Detroit Free Press columnist Edgar A. Guest wrote a poem titled “Speaking of Greenberg,” which ended with the lines “We shall miss him on the infield and shall miss him at the bat / But he’s true to his religion — and I honor him for that.”
When Greenberg arrived in synagogue on Yom Kippur, the service stopped suddenly and the congregation gave an embarrassed Greenberg a standing ovation..
An opportunity for humiliation
During the Nazi Holocaust, the Nazis took particular delight in forcing Jews to violate Yom Kippur.
On the first day of Rosh Hashanah in 1939, Nazi Gestapo forced the Rabbi of Drobin, Poland, Rabbi Shmuel Eliyahu Klibansky, as well as other Jews, to sweep the marketplace.
A viable state
On Yom Kippur Eve, October 4, 1946, President Harry Truman gave a speech that many believe laid the groundwork for the founding of modern Israel.
He asked that immigration barriers be lowered, allowing more Holocaust survivors to come to America and announced that the U.S. government would support a “viable Jewish state in an adequate area of Palestine.”
‘Bet you wish I was Jewish’
In 1965, Sandy Koufax, the Hall of Fame pitcher, decided not to pitch Game 1 of the World Series because it fell on Yom Kippur. When pitcher Don Drysdale took Koufax’s place and fared poorly, giving up seven runs in 2 innings, he told his manager as he was pulled from the game: “I bet right now you wish I was Jewish, too.”

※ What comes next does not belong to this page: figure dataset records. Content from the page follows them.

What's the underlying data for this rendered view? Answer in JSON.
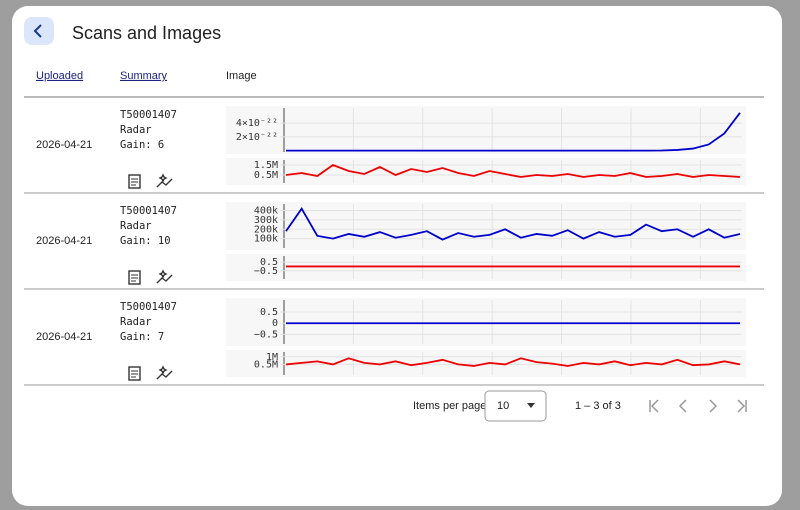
{
  "dialog": {
    "title": "Scans and Images"
  },
  "table": {
    "headers": [
      "Uploaded",
      "Summary",
      "Image"
    ],
    "rows": [
      {
        "uploaded": "2026-04-21",
        "summary": [
          "T50001407",
          "Radar",
          "Gain: 6"
        ],
        "charts": [
          {
            "type": "line",
            "color": "#0000cc",
            "ylim": [
              -2e-23,
              6.2e-22
            ],
            "yticks": [
              {
                "value": 4e-22,
                "label": "4×10⁻²²"
              },
              {
                "value": 2e-22,
                "label": "2×10⁻²²"
              }
            ],
            "values": [
              0,
              0,
              0,
              0,
              0,
              0,
              0,
              0,
              0,
              0,
              0,
              0,
              0,
              0,
              0,
              0,
              0,
              0,
              0,
              0,
              0,
              0,
              0,
              0,
              2e-24,
              1e-23,
              3e-23,
              9e-23,
              2.5e-22,
              5.5e-22
            ]
          },
          {
            "type": "line",
            "color": "#ee0000",
            "ylim": [
              -300000,
              2000000
            ],
            "yticks": [
              {
                "value": 1500000,
                "label": "1.5M"
              },
              {
                "value": 500000,
                "label": "0.5M"
              }
            ],
            "values": [
              500000,
              700000,
              400000,
              1500000,
              900000,
              600000,
              1300000,
              500000,
              1100000,
              800000,
              1200000,
              700000,
              400000,
              900000,
              600000,
              300000,
              500000,
              400000,
              600000,
              300000,
              500000,
              400000,
              700000,
              300000,
              400000,
              600000,
              300000,
              500000,
              400000,
              300000
            ]
          }
        ]
      },
      {
        "uploaded": "2026-04-21",
        "summary": [
          "T50001407",
          "Radar",
          "Gain: 10"
        ],
        "charts": [
          {
            "type": "line",
            "color": "#0000cc",
            "ylim": [
              0,
              470000
            ],
            "yticks": [
              {
                "value": 400000,
                "label": "400k"
              },
              {
                "value": 300000,
                "label": "300k"
              },
              {
                "value": 200000,
                "label": "200k"
              },
              {
                "value": 100000,
                "label": "100k"
              }
            ],
            "values": [
              180000,
              420000,
              130000,
              100000,
              150000,
              120000,
              170000,
              110000,
              140000,
              180000,
              90000,
              160000,
              120000,
              140000,
              200000,
              110000,
              150000,
              130000,
              190000,
              100000,
              170000,
              120000,
              140000,
              250000,
              180000,
              200000,
              120000,
              200000,
              110000,
              150000
            ]
          },
          {
            "type": "line",
            "color": "#ee0000",
            "ylim": [
              -1.44,
              1.2
            ],
            "yticks": [
              0.5,
              {
                "value": -0.5,
                "label": "−0.5"
              }
            ],
            "values": [
              0,
              0,
              0,
              0,
              0,
              0,
              0,
              0,
              0,
              0,
              0,
              0,
              0,
              0,
              0,
              0,
              0,
              0,
              0,
              0,
              0,
              0,
              0,
              0,
              0,
              0,
              0,
              0,
              0,
              0
            ]
          }
        ]
      },
      {
        "uploaded": "2026-04-21",
        "summary": [
          "T50001407",
          "Radar",
          "Gain: 7"
        ],
        "charts": [
          {
            "type": "line",
            "color": "#0000cc",
            "ylim": [
              -0.93,
              1.04
            ],
            "yticks": [
              0.5,
              0,
              {
                "value": -0.5,
                "label": "−0.5"
              }
            ],
            "values": [
              0,
              0,
              0,
              0,
              0,
              0,
              0,
              0,
              0,
              0,
              0,
              0,
              0,
              0,
              0,
              0,
              0,
              0,
              0,
              0,
              0,
              0,
              0,
              0,
              0,
              0,
              0,
              0,
              0,
              0
            ]
          },
          {
            "type": "line",
            "color": "#ee0000",
            "ylim": [
              -190000,
              1310000
            ],
            "yticks": [
              {
                "value": 1000000,
                "label": "1M"
              },
              {
                "value": 500000,
                "label": "0.5M"
              }
            ],
            "values": [
              500000,
              600000,
              700000,
              500000,
              900000,
              600000,
              500000,
              700000,
              450000,
              600000,
              800000,
              500000,
              400000,
              600000,
              500000,
              900000,
              650000,
              550000,
              400000,
              600000,
              500000,
              700000,
              450000,
              600000,
              500000,
              800000,
              450000,
              500000,
              700000,
              500000
            ]
          }
        ]
      }
    ]
  },
  "paginator": {
    "items_per_page_label": "Items per page:",
    "page_size": 10,
    "range": "1 – 3 of 3"
  }
}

On October 6, 1973 — Yom Kippur, the holiest day in the Jewish calendar — Egypt and Syria opened a coordinated surprise attack against Israel with the intent of destroying the Jewish state. On the Golan Heights, approximately 180 Israeli tanks faced impossible odds — 1,400 Syrian tanks. Along the Suez Canal, 436 Israeli defenders were attacked by 80,000 Egyptians. Nine Arab states, including four non-Middle Eastern nations, sent troops to destroy Israel once and for all.
Fighting for a nation’s life
Thrown onto the defensive during the first two days of fighting, Israel repulsed the invaders and carried the war deep into Syria and Egypt, which were saved from disastrous defeat by a cease fire declared by the UN Security Council — which had stood idly by when the battle was going in the Arabs’ favor.
On the eve of Yom Kippur 2009, the Islamic Republic of Iran announced it would conduct war games and fire missiles capable of hitting Israel while Jews around the world were praying. The Revolutionary Guards website said that the simultaneous firing of missiles at targets, would “raise the deterrence capability of the Iranian armed forces” and noted it had a new missile that could reach Israel. No missiles were fired although Israeli defensive forces had to stay on alert rather than spend time with their families.